Are AI interview assistants detectable in proctored interviews?
By Aaron Cao · Updated 2026-05-21

Yes — proctored interviews are explicitly out of scope for AI interview assistants. Proctoring software typically monitors your screen, processes, webcam, and audio, so any on-device assistant can be flagged. SubcueAI is not designed for proctored or company-managed environments.
What a proctored interview actually monitors
A "proctored" interview usually means the candidate runs dedicated proctoring software (or a locked-down browser) that supervises the session. Depending on the vendor, that software commonly does some combination of the following:
- Screen capture or full-screen lock — recording everything visible on your display, including overlays from other apps.
- Process and window inspection — listing running applications and sometimes blocking unknown ones.
- Webcam and microphone monitoring — recording the candidate, the room, and ambient audio.
- Second-device and eye-movement checks — human or AI review of where you are looking.
Because the proctoring software runs on the same machine as the candidate, it has a privileged view of what is happening on that device. That is fundamentally different from a normal Zoom, Google Meet, or Microsoft Teams call, where the other side only sees your camera, mic, and anything you choose to share.

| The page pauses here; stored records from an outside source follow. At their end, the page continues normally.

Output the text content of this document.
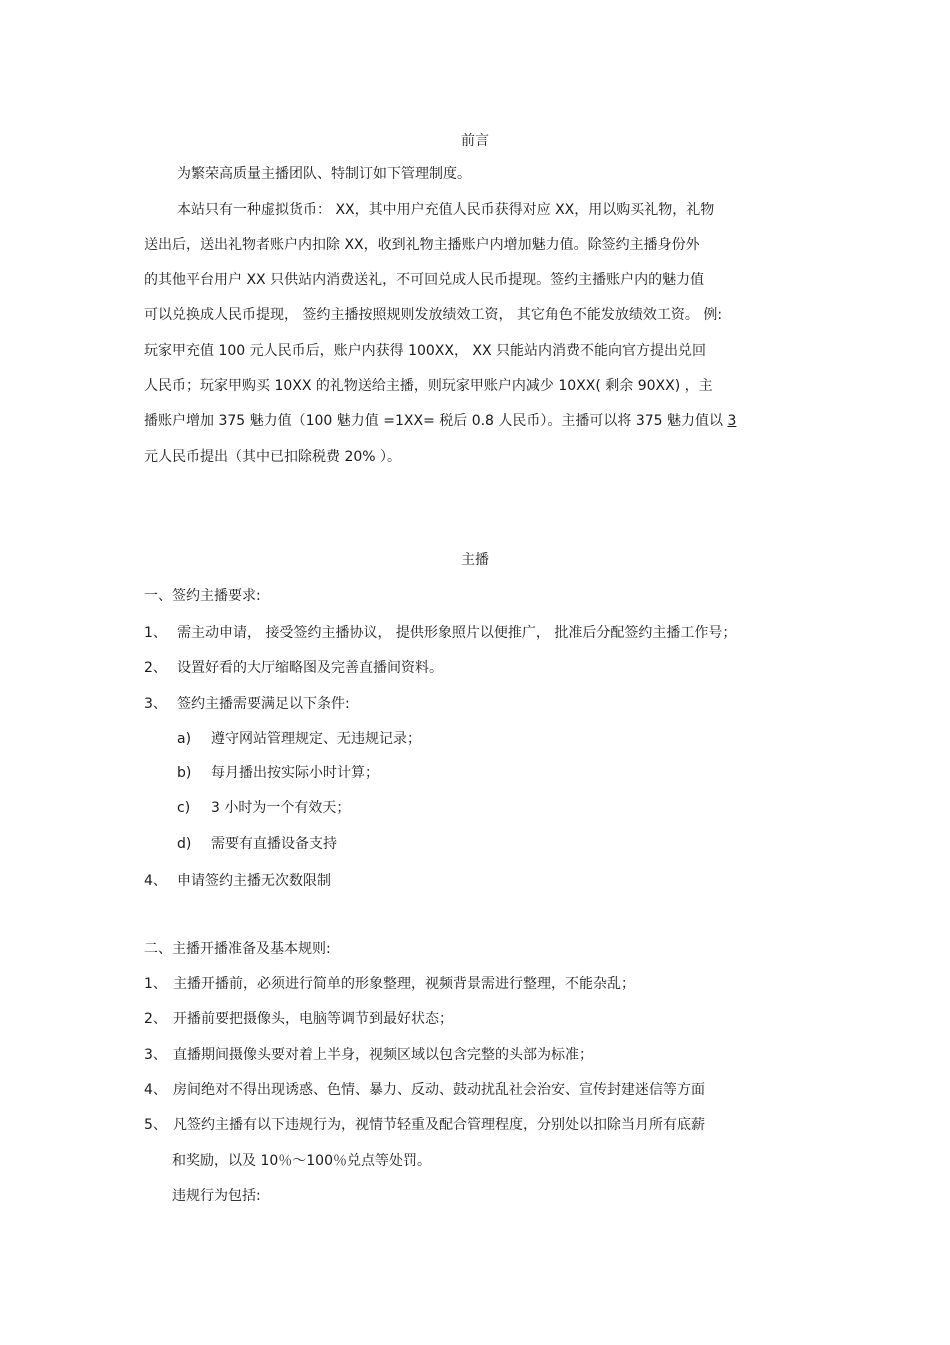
前言
为繁荣高质量主播团队、特制订如下管理制度。
本站只有一种虚拟货币： XX，其中用户充值人民币获得对应 XX，用以购买礼物，礼物
送出后，送出礼物者账户内扣除 XX，收到礼物主播账户内增加魅力值。除签约主播身份外
的其他平台用户 XX 只供站内消费送礼，不可回兑成人民币提现。签约主播账户内的魅力值
可以兑换成人民币提现， 签约主播按照规则发放绩效工资， 其它角色不能发放绩效工资。 例:
玩家甲充值 100 元人民币后，账户内获得 100XX， XX 只能站内消费不能向官方提出兑回
人民币；玩家甲购买 10XX 的礼物送给主播，则玩家甲账户内减少 10XX( 剩余 90XX) ，主
播账户增加 375 魅力值（100 魅力值 =1XX= 税后 0.8 人民币）。主播可以将 375 魅力值以 3
元人民币提出（其中已扣除税费 20% ）。
主播
一、签约主播要求:
1、 需主动申请， 接受签约主播协议， 提供形象照片以便推广， 批准后分配签约主播工作号；
2、 设置好看的大厅缩略图及完善直播间资料。
3、 签约主播需要满足以下条件:
a) 遵守网站管理规定、无违规记录；
b) 每月播出按实际小时计算；
c) 3 小时为一个有效天；
d) 需要有直播设备支持
4、 申请签约主播无次数限制
二、主播开播准备及基本规则:
1、 主播开播前，必须进行简单的形象整理，视频背景需进行整理，不能杂乱；
2、 开播前要把摄像头，电脑等调节到最好状态；
3、 直播期间摄像头要对着上半身，视频区域以包含完整的头部为标准；
4、 房间绝对不得出现诱惑、色情、暴力、反动、鼓动扰乱社会治安、宣传封建迷信等方面
5、 凡签约主播有以下违规行为，视情节轻重及配合管理程度，分别处以扣除当月所有底薪
和奖励，以及 10％～100％兑点等处罚。
违规行为包括:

Why AI interview assistants are not safe in proctored settings
AI interview assistants — including SubcueAI — are built for standard remote video interviews, not for proctored exams. Even tools that are invisible to a meeting platform can still be visible to proctoring software running locally, because that software can:
- Enumerate running processes and detect a helper app.
- Record the screen, including any floating overlay window.
- Capture system audio routing or virtual audio devices.
- Flag a second monitor, second device, or split attention via webcam.
SubcueAI is explicit about this: proctored interviews, screen-shared interviews, recorded interviews, and company-managed devices are out of scope. You can read more about that boundary on the security page.
Where AI interview assistants are designed to be used
The intended use case is a normal remote interview on your own personal computer — for example a Zoom, Google Meet, or Microsoft Teams call where you are not screen sharing your full desktop and no proctoring agent is installed. In that setting, SubcueAI runs as a native desktop app on macOS or Windows with a local floating overlay, captures both your microphone and the interviewer's audio on-device, and does not join the call as a meeting bot or browser plugin.
For a fuller explanation of the mechanics, see the related answers under how it works and detectability.
How to tell if your interview is proctored
If you are not sure, check the interview invitation. Signs that an interview is proctored include:
- You are asked to install software from a vendor like a proctoring or assessment platform before the session.
- You are told to use a specific locked-down browser.
- The interview happens inside a coding-assessment platform that records your screen and webcam.
- You must use a company-issued laptop or VDI.
If any of those apply, an AI interview assistant is the wrong tool — focus on practicing the interview itself instead.